Empire City
Page 9
Tran blinked once, hard. “I’m a nobody here, Ms. Tucker. Certainly you’ve gathered that. My title is ‘Strategic Executive Advisor for Military, Privateer, and Warfighter Partnerships.’ Two years in, I still don’t know what that means.”
Mia did admire the candor.
He apologized for his brusqueness, saying General Collins often accused him of “letting my infantry show.” Then he continued in the same manner. What other fund-raising possibilities could Mia think of? He made Mia anxious, and not just because their time together began to feel like an interview more than an initial brainstorm. Tran wanted details while she offered generalities, and sought assurances when she gave prospects. And still she felt like she was being watched, and not just by Tran.
“Where were you on Palm Sunday?” he asked, veering suddenly away from the near future. Something faraway seemed to be rolling behind his eyes, like he was hearing an old song. Mia understood her answer wasn’t the point to his question.

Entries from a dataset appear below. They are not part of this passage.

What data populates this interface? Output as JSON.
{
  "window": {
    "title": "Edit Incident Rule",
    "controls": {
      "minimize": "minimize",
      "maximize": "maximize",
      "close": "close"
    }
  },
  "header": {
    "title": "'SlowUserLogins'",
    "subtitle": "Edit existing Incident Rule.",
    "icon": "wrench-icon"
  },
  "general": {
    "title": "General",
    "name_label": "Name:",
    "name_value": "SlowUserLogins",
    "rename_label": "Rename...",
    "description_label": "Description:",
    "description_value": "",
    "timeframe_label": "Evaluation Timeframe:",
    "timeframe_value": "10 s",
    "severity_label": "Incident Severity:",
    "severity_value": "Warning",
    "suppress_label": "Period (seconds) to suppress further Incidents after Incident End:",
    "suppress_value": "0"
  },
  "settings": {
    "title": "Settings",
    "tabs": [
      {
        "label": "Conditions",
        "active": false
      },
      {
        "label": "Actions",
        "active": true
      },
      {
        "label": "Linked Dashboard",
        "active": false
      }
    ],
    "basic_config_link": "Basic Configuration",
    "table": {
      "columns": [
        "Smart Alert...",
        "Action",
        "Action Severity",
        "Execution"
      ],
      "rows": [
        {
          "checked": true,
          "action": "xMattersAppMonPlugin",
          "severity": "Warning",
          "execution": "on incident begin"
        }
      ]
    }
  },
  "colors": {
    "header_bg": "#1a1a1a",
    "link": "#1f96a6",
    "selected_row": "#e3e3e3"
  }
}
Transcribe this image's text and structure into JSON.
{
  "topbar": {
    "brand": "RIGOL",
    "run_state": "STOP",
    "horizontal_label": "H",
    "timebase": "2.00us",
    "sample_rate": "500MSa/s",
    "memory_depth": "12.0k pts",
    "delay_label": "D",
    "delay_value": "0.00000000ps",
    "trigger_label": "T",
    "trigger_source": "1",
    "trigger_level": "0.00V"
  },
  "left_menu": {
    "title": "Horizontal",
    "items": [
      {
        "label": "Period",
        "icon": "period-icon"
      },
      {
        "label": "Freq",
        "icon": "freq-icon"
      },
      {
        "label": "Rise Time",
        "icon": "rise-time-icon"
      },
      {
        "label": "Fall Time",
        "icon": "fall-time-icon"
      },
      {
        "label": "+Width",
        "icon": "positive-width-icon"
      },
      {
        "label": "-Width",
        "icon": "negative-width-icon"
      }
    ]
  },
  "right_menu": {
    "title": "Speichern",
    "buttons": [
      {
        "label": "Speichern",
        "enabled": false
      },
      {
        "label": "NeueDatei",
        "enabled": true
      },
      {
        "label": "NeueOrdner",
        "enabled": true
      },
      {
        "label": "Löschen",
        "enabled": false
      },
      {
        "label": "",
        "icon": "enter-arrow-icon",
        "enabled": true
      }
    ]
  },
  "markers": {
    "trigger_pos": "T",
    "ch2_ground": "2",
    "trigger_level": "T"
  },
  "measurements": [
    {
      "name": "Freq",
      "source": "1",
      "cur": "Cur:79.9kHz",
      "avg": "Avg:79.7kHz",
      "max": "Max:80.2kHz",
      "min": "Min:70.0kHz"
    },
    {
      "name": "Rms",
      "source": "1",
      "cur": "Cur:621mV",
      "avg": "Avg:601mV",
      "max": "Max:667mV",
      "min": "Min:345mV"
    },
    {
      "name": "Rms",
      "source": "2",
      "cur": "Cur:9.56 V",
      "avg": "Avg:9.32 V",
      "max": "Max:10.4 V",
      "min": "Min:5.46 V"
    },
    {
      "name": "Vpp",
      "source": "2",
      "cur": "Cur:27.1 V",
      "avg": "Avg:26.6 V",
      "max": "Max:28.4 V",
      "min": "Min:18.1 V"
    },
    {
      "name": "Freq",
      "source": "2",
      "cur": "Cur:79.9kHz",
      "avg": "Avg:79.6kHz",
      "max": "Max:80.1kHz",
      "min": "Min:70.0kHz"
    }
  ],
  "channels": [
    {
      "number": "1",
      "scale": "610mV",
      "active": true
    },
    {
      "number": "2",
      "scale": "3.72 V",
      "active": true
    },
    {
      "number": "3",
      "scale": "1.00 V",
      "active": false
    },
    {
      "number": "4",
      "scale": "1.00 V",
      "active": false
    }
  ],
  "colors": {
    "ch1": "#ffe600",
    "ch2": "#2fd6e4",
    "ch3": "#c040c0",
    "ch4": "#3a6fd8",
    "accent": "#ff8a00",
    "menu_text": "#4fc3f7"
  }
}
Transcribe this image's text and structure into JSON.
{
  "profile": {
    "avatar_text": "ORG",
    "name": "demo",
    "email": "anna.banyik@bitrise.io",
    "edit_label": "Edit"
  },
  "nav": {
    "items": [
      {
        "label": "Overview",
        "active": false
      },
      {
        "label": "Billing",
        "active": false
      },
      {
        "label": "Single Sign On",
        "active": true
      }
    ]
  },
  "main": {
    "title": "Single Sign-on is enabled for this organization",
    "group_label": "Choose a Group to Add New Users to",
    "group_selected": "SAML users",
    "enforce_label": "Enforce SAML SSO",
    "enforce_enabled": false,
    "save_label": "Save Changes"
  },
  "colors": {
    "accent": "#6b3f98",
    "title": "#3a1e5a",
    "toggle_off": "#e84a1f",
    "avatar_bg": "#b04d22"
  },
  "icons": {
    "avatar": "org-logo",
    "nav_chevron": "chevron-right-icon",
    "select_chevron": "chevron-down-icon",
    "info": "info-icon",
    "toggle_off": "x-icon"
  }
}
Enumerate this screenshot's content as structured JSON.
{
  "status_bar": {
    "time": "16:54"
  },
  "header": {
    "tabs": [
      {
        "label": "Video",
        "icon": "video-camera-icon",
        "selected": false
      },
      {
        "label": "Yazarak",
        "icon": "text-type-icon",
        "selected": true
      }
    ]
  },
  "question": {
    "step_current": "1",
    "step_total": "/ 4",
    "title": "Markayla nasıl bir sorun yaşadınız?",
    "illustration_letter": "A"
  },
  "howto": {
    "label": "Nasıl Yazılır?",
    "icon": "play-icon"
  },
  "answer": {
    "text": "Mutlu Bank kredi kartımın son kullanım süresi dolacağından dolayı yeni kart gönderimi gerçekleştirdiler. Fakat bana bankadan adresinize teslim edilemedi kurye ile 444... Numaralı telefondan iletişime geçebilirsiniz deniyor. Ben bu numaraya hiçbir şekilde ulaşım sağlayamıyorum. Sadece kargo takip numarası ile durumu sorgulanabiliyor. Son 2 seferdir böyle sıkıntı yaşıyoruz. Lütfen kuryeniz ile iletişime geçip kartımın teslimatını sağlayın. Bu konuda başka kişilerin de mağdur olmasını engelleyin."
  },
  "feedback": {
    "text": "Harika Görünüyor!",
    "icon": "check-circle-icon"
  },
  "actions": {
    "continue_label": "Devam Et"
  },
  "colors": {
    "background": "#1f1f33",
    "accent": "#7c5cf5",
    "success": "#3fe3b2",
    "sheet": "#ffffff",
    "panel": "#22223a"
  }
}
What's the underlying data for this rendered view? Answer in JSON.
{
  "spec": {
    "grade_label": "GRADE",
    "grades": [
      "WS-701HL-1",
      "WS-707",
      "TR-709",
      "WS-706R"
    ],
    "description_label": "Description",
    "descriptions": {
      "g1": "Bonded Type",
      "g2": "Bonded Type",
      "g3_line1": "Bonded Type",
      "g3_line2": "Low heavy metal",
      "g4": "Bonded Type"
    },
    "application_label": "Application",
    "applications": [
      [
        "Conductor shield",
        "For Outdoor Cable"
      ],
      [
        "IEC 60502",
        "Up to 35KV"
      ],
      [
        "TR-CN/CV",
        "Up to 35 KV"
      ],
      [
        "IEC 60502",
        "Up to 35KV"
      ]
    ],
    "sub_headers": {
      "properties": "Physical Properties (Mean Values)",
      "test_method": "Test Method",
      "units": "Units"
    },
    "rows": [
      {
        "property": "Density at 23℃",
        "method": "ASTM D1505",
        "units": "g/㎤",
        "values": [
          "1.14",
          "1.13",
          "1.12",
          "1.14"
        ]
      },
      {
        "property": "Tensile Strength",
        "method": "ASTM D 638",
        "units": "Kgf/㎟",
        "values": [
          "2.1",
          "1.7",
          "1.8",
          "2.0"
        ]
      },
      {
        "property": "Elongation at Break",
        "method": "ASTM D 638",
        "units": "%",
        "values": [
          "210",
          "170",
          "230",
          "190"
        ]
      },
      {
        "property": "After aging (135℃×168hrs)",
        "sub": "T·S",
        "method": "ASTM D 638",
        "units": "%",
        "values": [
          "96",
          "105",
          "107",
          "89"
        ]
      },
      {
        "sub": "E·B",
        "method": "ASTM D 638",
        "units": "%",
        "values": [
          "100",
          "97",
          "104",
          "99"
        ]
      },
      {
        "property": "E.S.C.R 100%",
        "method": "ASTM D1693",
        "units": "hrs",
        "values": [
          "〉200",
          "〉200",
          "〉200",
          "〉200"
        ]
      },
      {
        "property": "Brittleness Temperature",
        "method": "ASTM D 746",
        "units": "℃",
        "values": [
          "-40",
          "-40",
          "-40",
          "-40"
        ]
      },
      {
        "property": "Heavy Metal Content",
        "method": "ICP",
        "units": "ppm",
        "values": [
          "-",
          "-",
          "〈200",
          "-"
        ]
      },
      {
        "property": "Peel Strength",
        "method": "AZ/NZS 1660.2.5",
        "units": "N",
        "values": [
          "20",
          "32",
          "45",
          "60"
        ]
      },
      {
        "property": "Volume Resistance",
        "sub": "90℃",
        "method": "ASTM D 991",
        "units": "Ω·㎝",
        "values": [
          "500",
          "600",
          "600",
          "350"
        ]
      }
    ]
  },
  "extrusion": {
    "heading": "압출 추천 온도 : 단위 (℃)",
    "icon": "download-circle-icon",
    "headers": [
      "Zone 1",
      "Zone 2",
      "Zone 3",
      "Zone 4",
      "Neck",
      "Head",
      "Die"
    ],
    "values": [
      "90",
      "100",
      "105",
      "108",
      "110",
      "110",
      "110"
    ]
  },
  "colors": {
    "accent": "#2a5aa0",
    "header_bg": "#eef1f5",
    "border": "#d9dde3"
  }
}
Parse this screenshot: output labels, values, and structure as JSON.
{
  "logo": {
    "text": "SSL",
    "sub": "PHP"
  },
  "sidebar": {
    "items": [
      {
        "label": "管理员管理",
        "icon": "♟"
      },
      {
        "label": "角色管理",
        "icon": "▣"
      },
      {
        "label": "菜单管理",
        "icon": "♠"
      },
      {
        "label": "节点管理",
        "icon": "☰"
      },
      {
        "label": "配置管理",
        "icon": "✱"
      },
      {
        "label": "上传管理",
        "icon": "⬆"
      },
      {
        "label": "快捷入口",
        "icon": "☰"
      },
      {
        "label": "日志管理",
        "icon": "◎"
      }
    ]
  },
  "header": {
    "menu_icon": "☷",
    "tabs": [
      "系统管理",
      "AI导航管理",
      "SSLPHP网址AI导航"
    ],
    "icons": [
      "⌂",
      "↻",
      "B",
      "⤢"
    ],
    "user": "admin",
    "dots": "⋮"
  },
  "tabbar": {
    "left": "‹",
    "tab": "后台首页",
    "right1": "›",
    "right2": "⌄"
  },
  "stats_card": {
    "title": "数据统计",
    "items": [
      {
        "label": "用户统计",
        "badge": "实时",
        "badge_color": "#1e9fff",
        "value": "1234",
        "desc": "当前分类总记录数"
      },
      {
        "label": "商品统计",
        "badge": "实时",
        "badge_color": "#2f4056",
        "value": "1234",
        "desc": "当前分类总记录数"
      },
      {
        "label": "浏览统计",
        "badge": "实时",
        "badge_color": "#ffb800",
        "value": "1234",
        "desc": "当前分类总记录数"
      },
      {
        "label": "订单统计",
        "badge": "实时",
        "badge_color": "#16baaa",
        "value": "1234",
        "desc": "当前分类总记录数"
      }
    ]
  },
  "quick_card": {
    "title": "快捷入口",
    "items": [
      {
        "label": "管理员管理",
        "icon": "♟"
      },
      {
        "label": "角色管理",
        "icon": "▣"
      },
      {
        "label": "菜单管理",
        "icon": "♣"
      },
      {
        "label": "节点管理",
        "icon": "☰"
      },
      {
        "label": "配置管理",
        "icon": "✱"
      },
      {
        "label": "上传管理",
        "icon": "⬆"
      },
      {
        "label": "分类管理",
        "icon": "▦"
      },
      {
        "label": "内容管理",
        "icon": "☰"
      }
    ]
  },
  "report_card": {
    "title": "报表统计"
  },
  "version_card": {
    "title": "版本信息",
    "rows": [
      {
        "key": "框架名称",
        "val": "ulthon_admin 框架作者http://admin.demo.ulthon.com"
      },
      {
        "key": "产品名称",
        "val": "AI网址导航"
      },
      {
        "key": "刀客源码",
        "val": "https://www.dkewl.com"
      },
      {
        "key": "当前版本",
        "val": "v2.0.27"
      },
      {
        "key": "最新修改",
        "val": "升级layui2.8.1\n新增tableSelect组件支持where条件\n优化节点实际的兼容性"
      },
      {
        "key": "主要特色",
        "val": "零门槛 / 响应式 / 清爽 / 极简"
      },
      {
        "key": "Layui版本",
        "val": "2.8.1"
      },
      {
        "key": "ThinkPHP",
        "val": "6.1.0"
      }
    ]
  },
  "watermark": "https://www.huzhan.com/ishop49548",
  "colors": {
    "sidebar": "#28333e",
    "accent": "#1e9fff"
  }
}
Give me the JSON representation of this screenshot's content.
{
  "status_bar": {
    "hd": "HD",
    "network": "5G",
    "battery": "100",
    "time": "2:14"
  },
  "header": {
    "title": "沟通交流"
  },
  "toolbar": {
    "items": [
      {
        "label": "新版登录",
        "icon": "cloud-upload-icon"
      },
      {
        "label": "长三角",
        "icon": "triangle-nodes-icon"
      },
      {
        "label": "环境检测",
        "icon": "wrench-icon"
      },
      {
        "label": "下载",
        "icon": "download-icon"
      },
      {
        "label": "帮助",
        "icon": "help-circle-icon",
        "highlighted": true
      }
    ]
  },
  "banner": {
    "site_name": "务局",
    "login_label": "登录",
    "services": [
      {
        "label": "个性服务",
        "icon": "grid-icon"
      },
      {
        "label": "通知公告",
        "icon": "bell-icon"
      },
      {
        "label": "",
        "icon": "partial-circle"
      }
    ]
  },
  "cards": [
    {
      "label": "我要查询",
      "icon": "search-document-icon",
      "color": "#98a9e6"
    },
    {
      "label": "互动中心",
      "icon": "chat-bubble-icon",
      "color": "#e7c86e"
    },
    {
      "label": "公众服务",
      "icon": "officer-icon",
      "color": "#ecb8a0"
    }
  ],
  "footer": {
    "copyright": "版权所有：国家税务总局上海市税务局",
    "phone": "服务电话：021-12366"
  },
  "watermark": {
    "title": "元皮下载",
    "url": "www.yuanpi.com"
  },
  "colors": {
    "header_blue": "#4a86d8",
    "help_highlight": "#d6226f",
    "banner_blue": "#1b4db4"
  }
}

“Driver’s ed,” she said. “First time on a freeway that morning.”
Tran nodded, straightening his back. The old music in his eyes slowed down. “Federal City itself,” he said. “Assigned to the War Department. A dream gig after battalion command in the Legion. Time to reconnect with my family, to decompress. Moved there ten days before the attacks.”
“Oh my God.”
Tran nodded again. “We were home, thankfully. I bring it up because I saw what happened there. After, I mean. All that fear, all that anger—it turned everything in the capital rancid. Now that’s seeped out, spread across the country. If you consider—well, if you consider it in a certain way, Abu Abdallah won.”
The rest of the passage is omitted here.